LAYANAN DARURAT COVID-19
112
0813 8837 6955

Beranda > Artikel > JSC Talks Vol. 08: Memahami Data Covid-19 di Jakarta

JSC Talks Vol. 08: Memahami Data Covid-19 di Jakarta

Nadhif Seto Sanubari

08 Agustus 2020

Halo, Smartcitizen! Kita kembali lagi minggu ini dengan JSC Talks edisi terbaru. Kalau Smartcitizen rajin mengikuti setiap diskusi JSC Talks, mungkin ingat beberapa episode lalu Mas Hansen Wiguna, Business Analyst dari Jakarta Smart City, sempat membahas proses analisis data yang kemudian ditampilkan di situs corona.jakarta.go.id, terutama data mengenai perkembangan Covid-19 di Jakarta. Kali ini, Mas Hansen kembali menjadi pembicara di JSC Talks untuk memaparkan update terbaru data Covid-19 di corona.jakarta.go.id. Bersama moderator Aryo Iswan dari JSC serta Kepala Bidang Pencegahan dan Pengendalian Penyakit di Dinas Kesehatan DKI Jakarta, dr. Dwi Oktavia, kita akan mendalami seluk-beluk pengumpulan dan pengelolaan data Covid-19 di ibu kota.

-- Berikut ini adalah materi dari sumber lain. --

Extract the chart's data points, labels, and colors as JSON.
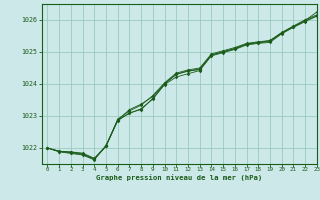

Perubahan Data Covid-19 Berdasarkan Terminologi Baru

Pada 13 Juli 2020, Keputusan Menteri Kesehatan menetapkan terminologi-terminologi baru untuk mengklasifikasikan kasus Covid-19. Mas Hansen bersama Tim Analisa Data JSC pun perlu merombak ulang data yang tertera di situs corona.jakarta.go.id, agar lebih sesuai dengan terminologi baru yang digunakan Kementerian Kesehatan RI dan Dinas Kesehatan DKI Jakarta ini. Terminologi yang dipakai sebelumnya mungkin sudah akrab didengar, yakni Orang Dalam Pemantauan (ODP), Pasien Dalam Pengawasan (PDP), serta Orang Tanpa Gejala (OTG). Tapi apa saja terminologi yang baru dan apa artinya?

Suspek

  1. Orang dengan infeksi saluran pernapasan akut (ISPA) DAN pada 14 hari terakhir sebelum timbul gejala memiliki riwayat perjalanan atau tinggal di negara/wilayah Indonesia yang melaporkan transmisi lokal.
  2. Orang dengan salah satu gejala/tanda ISPA DAN pada 14 hari terakhir sebelum timbul gejala memiliki riwayat kontak dengan kasus konfirmasi/probable Covid-19.
  3. Orang dengan ISPA berat/pneumonia berat yang membutuhkan perawatan di rumah sakit DAN tidak ada penyebab lain berdasarkan gambaran klinis yang meyakinkan.

Probable

Kasus suspek dengan ISPA berat/ARDS (Acute Respiratory Distress Syndrome)/ meninggal dengan gambaran klinis yang meyakinkan Covid-19 DAN belum ada hasil pemeriksaan laboratorium RT-PCR.

Pelaku Perjalanan

Seseorang yang melakukan perjalanan dari dalam negeri (domestik) maupun luar negeri pada 14 hari terakhir.

Kontak Erat

  1. Orang yang bertatap muka/berdekatan dengan kasus probable atau kasus terkonfirmasi dalam radius satu meter dalam jangka waktu 15 menit atau lebih.
  2. Orang yang bersentuhan fisik langsung dengan kasus probable atau konfirmasi (seperti bersalaman, berpegangan tangan, dan lain-lain).
  3. Orang yang memberikan perawatan langsung terhadap kasus probable atau konfirmasi tanpa menggunakan APD yang sesuai standar.
  4. Situasi lainnya yang mengindikasikan adanya kontak berdasarkan penilaian risiko lokal yang ditetapkan oleh tim penyelidikan epidemiologi setempat.

Discarded

  1. Seseorang berstatus kasus suspek dengan hasil pemeriksaan RT-PCR dua kali negatif selama dua hari berturut-turut dalam selang waktu > 24 jam.
  2. Seseorang dengan status kontak erat yang telah menyelesaikan masa karantina selama 14 hari.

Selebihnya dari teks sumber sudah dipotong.